= Jean Jones (artist) =

English artist

Jean Verity Jones (5 July 1927 – 28 April 2012) was an English painter who spent the majority of her life living in Oxford, Devon and Primrose Hill. She produced over 400 artworks, including a variety of landscapes, portraits, self-portraits and still lifes, which engage varyingly with the legacies of Expressionism and Post-Impressionism. Her paintings are particularly noted for their "poetic" and "lyrical" qualities, providing a "diary" of her geographical, emotional and psychological development.

Throughout her life, Jones suffered from mental illnesses including bipolar disorder, depression, and anxiety. Her difficulties with mental health severely limited the progression of her artistic career, and she was twice sectioned – with the GP on the occasion of her second sectioning describing her as "a woman who wears man's clothes". Nonetheless, her talents were recognised throughout her lifetime. Jones had a solo exhibition at the Ashmolean Museum in 1980, as well as notable reviews from David Carritt and K.J. Garlick. The British novelist and philosopher Iris Murdoch even claimed that Jones would one day be 'as famous as Van Gogh'.

==Biography==
Jones was born in London on 5 July 1927 to Ella and Samuel Robinson, "a successful but modest senior civil servant". Her only brother, John Armstrong Robinson also became a civil servant, serving most notably as Head of Britain's European Integration Department from 1968 to 1970, and Assistant Under-Secretary of State from 1971 to 1973.

After leaving school, Jones briefly attended Saint Martin's School of Art in London, where she studied under the tutelage of Ruskin Spear, before opting to put aside her passion for painting, and matriculating at Girton College, Cambridge, where she read English. She later married John Jones, a Fellow of Merton College, Oxford and later the 38th Oxford Professor of Poetry (1978–83) and moved to Oxford with her new husband immediately, taking up residence in Holywell Cottage on St Cross Road. The marriage produced two children, Jeremy and Janet.

In the early 1960s, after reading the letters of Vincent van Gogh, Jones was inspired to resume her interest in painting. Jones's work is deeply engaged in the significant places of her life, in particular her surroundings in Primrose Hill, Oxford and the Devon countryside. David Carritt has described her "as an Expressionist, albeit a most restrained, unstrident Expressionist," identifying in her work a characteristic array of "lyrical feelings – usually of happiness, sometimes of melancholy." Jones's work often features the same settings, which 'she paint[ed] again and again, noting every change wrought by light and season but recording, too, the emotion which these changes awaken in her" and documenting "a world of becoming, not being".

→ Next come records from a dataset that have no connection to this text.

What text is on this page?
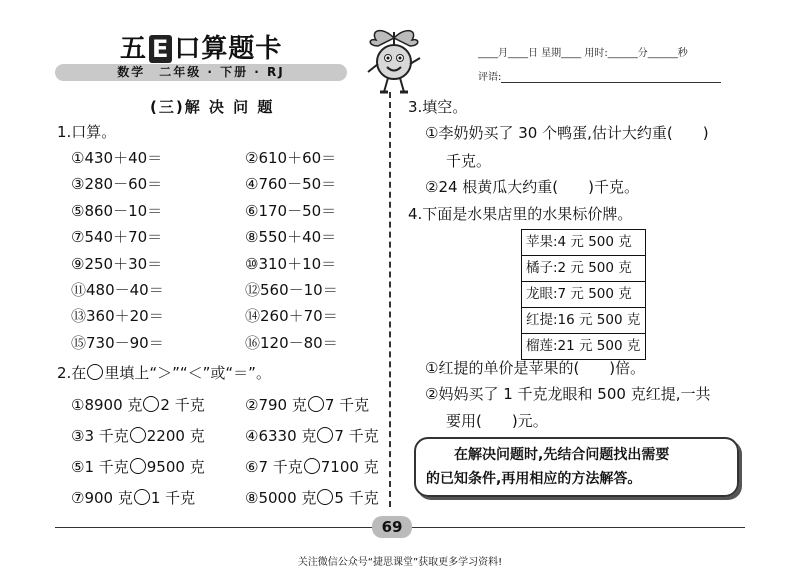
五 E 口算题卡
数学　二年级 · 下册 · RJ
____月____日 星期____ 用时:______分______秒
评语:
(三)解 决 问 题
1.口算。
①430＋40＝	②610＋60＝
③280－60＝	④760－50＝
⑤860－10＝	⑥170－50＝
⑦540＋70＝	⑧550＋40＝
⑨250＋30＝	⑩310＋10＝
⑪480－40＝	⑫560－10＝
⑬360＋20＝	⑭260＋70＝
⑮730－90＝	⑯120－80＝
2.在 里填上“＞”“＜”或“＝”。
①8900 克 2 千克	②790 克 7 千克
③3 千克 2200 克	④6330 克 7 千克
⑤1 千克 9500 克	⑥7 千克 7100 克
⑦900 克 1 千克	⑧5000 克 5 千克
3.填空。
①李奶奶买了 30 个鸭蛋,估计大约重(　　)
千克。
②24 根黄瓜大约重(　　)千克。
4.下面是水果店里的水果标价牌。
苹果:4 元 500 克
橘子:2 元 500 克
龙眼:7 元 500 克
红提:16 元 500 克
榴莲:21 元 500 克
①红提的单价是苹果的(　　)倍。
②妈妈买了 1 千克龙眼和 500 克红提,一共
要用(　　)元。
　　在解决问题时,先结合问题找出需要
的已知条件,再用相应的方法解答。
69
关注微信公众号“捷思课堂”获取更多学习资料!
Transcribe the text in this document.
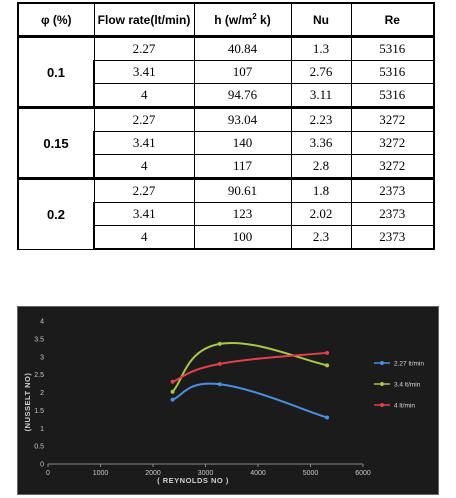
φ (%)	Flow rate(lt/min)	h ($w/m^2$ k)	Nu	Re
0.1	2.27	40.84	1.3	5316
	3.41	107	2.76	5316
	4	94.76	3.11	5316
0.15	2.27	93.04	2.23	3272
	3.41	140	3.36	3272
	4	117	2.8	3272
0.2	2.27	90.61	1.8	2373
	3.41	123	2.02	2373
	4	100	2.3	2373
(NUSSELT NO)
( REYNOLDS NO )
0
0.5
1
1.5
2
2.5
3
3.5
4
0	1000	2000	3000	4000	5000	6000
2.27 lt/min
3.4 lt/min
4 lt/min
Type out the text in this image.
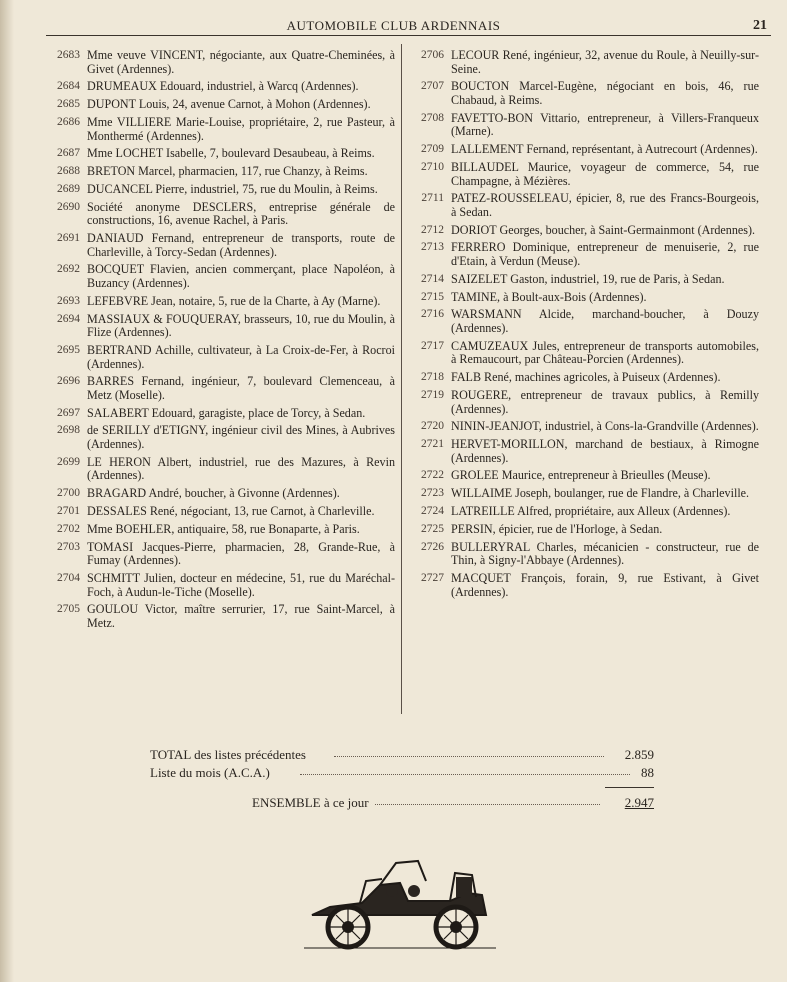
AUTOMOBILE CLUB ARDENNAIS	21
2683 Mme veuve VINCENT, négociante, aux Quatre-Cheminées, à Givet (Ardennes).
2684 DRUMEAUX Edouard, industriel, à Warcq (Ardennes).
2685 DUPONT Louis, 24, avenue Carnot, à Mohon (Ardennes).
2686 Mme VILLIERE Marie-Louise, propriétaire, 2, rue Pasteur, à Monthermé (Ardennes).
2687 Mme LOCHET Isabelle, 7, boulevard Desaubeau, à Reims.
2688 BRETON Marcel, pharmacien, 117, rue Chanzy, à Reims.
2689 DUCANCEL Pierre, industriel, 75, rue du Moulin, à Reims.
2690 Société anonyme DESCLERS, entreprise générale de constructions, 16, avenue Rachel, à Paris.
2691 DANIAUD Fernand, entrepreneur de transports, route de Charleville, à Torcy-Sedan (Ardennes).
2692 BOCQUET Flavien, ancien commerçant, place Napoléon, à Buzancy (Ardennes).
2693 LEFEBVRE Jean, notaire, 5, rue de la Charte, à Ay (Marne).
2694 MASSIAUX & FOUQUERAY, brasseurs, 10, rue du Moulin, à Flize (Ardennes).
2695 BERTRAND Achille, cultivateur, à La Croix-de-Fer, à Rocroi (Ardennes).
2696 BARRES Fernand, ingénieur, 7, boulevard Clemenceau, à Metz (Moselle).
2697 SALABERT Edouard, garagiste, place de Torcy, à Sedan.
2698 de SERILLY d'ETIGNY, ingénieur civil des Mines, à Aubrives (Ardennes).
2699 LE HERON Albert, industriel, rue des Mazures, à Revin (Ardennes).
2700 BRAGARD André, boucher, à Givonne (Ardennes).
2701 DESSALES René, négociant, 13, rue Carnot, à Charleville.
2702 Mme BOEHLER, antiquaire, 58, rue Bonaparte, à Paris.
2703 TOMASI Jacques-Pierre, pharmacien, 28, Grande-Rue, à Fumay (Ardennes).
2704 SCHMITT Julien, docteur en médecine, 51, rue du Maréchal-Foch, à Audun-le-Tiche (Moselle).
2705 GOULOU Victor, maître serrurier, 17, rue Saint-Marcel, à Metz.
2706 LECOUR René, ingénieur, 32, avenue du Roule, à Neuilly-sur-Seine.
2707 BOUCTON Marcel-Eugène, négociant en bois, 46, rue Chabaud, à Reims.
2708 FAVETTO-BON Vittario, entrepreneur, à Villers-Franqueux (Marne).
2709 LALLEMENT Fernand, représentant, à Autrecourt (Ardennes).
2710 BILLAUDEL Maurice, voyageur de commerce, 54, rue Champagne, à Mézières.
2711 PATEZ-ROUSSELEAU, épicier, 8, rue des Francs-Bourgeois, à Sedan.
2712 DORIOT Georges, boucher, à Saint-Germainmont (Ardennes).
2713 FERRERO Dominique, entrepreneur de menuiserie, 2, rue d'Etain, à Verdun (Meuse).
2714 SAIZELET Gaston, industriel, 19, rue de Paris, à Sedan.
2715 TAMINE, à Boult-aux-Bois (Ardennes).
2716 WARSMANN Alcide, marchand-boucher, à Douzy (Ardennes).
2717 CAMUZEAUX Jules, entrepreneur de transports automobiles, à Remaucourt, par Château-Porcien (Ardennes).
2718 FALB René, machines agricoles, à Puiseux (Ardennes).
2719 ROUGERE, entrepreneur de travaux publics, à Remilly (Ardennes).
2720 NININ-JEANJOT, industriel, à Cons-la-Grandville (Ardennes).
2721 HERVET-MORILLON, marchand de bestiaux, à Rimogne (Ardennes).
2722 GROLEE Maurice, entrepreneur à Brieulles (Meuse).
2723 WILLAIME Joseph, boulanger, rue de Flandre, à Charleville.
2724 LATREILLE Alfred, propriétaire, aux Alleux (Ardennes).
2725 PERSIN, épicier, rue de l'Horloge, à Sedan.
2726 BULLERYRAL Charles, mécanicien - constructeur, rue de Thin, à Signy-l'Abbaye (Ardennes).
2727 MACQUET François, forain, 9, rue Estivant, à Givet (Ardennes).
TOTAL des listes précédentes	2.859
Liste du mois (A.C.A.)	88
ENSEMBLE à ce jour	2.947
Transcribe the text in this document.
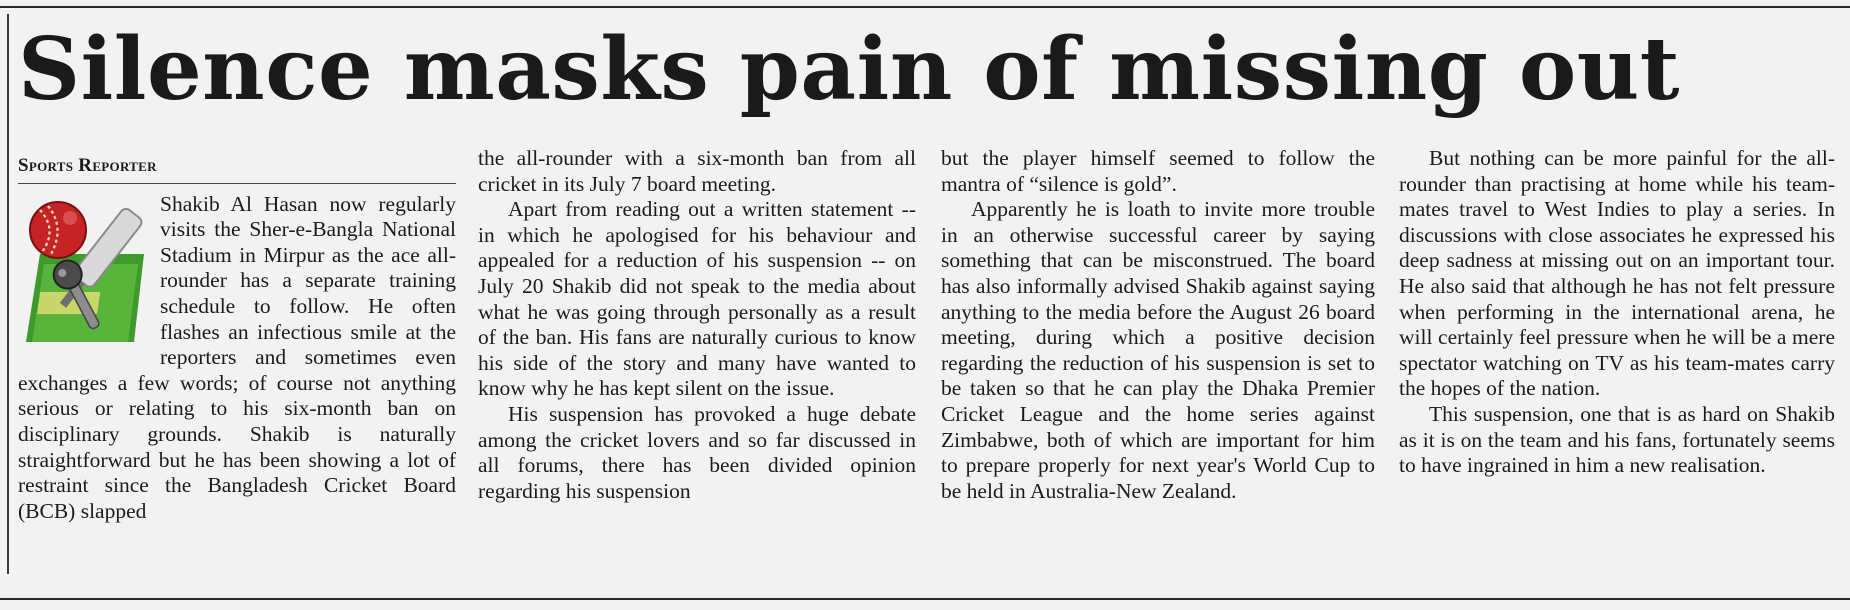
Silence masks pain of missing out
Sports Reporter

Shakib Al Hasan now regularly visits the Sher-e-Bangla National Stadium in Mirpur as the ace all-rounder has a separate training schedule to follow. He often flashes an infectious smile at the reporters and sometimes even exchanges a few words; of course not anything serious or relating to his six-month ban on disciplinary grounds. Shakib is naturally straightforward but he has been showing a lot of restraint since the Bangladesh Cricket Board (BCB) slapped

the all-rounder with a six-month ban from all cricket in its July 7 board meeting.

Apart from reading out a written statement -- in which he apologised for his behaviour and appealed for a reduction of his suspension -- on July 20 Shakib did not speak to the media about what he was going through personally as a result of the ban. His fans are naturally curious to know his side of the story and many have wanted to know why he has kept silent on the issue.

His suspension has provoked a huge debate among the cricket lovers and so far discussed in all forums, there has been divided opinion regarding his suspension

but the player himself seemed to follow the mantra of “silence is gold”.

Apparently he is loath to invite more trouble in an otherwise successful career by saying something that can be misconstrued. The board has also informally advised Shakib against saying anything to the media before the August 26 board meeting, during which a positive decision regarding the reduction of his suspension is set to be taken so that he can play the Dhaka Premier Cricket League and the home series against Zimbabwe, both of which are important for him to prepare properly for next year's World Cup to be held in Australia-New Zealand.

But nothing can be more painful for the all-rounder than practising at home while his team-mates travel to West Indies to play a series. In discussions with close associates he expressed his deep sadness at missing out on an important tour. He also said that although he has not felt pressure when performing in the international arena, he will certainly feel pressure when he will be a mere spectator watching on TV as his team-mates carry the hopes of the nation.

This suspension, one that is as hard on Shakib as it is on the team and his fans, fortunately seems to have ingrained in him a new realisation.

Jones's work was the subject of a 1980 solo exhibition at Oxford's Ashmolean Museum. She also exhibited at the Bear Lane Gallery in Oxford and with the New Grafton and Boundary Galleries. In 1999, Duncan Campbell Contemporary Art held a studio sale of her work. During her lifetime, those in possession of Jones's work included the Tolkien family, the Golding estate, as well as the critic John Carey, the Bishop John Oliver, the mathematician Harry Pitt, the literary agent and publisher Hilary Rubinstein, the novelist and academic Rachel Trickett, the American author and critic Diana Trilling and academics Andrew Wallace-Hadrill and J.M. Wallace-Hadrill.

In October 2020, a team led by Jones's grandson organised the first exhibition of her work in over twenty years at The Brownston Gallery, Modbury.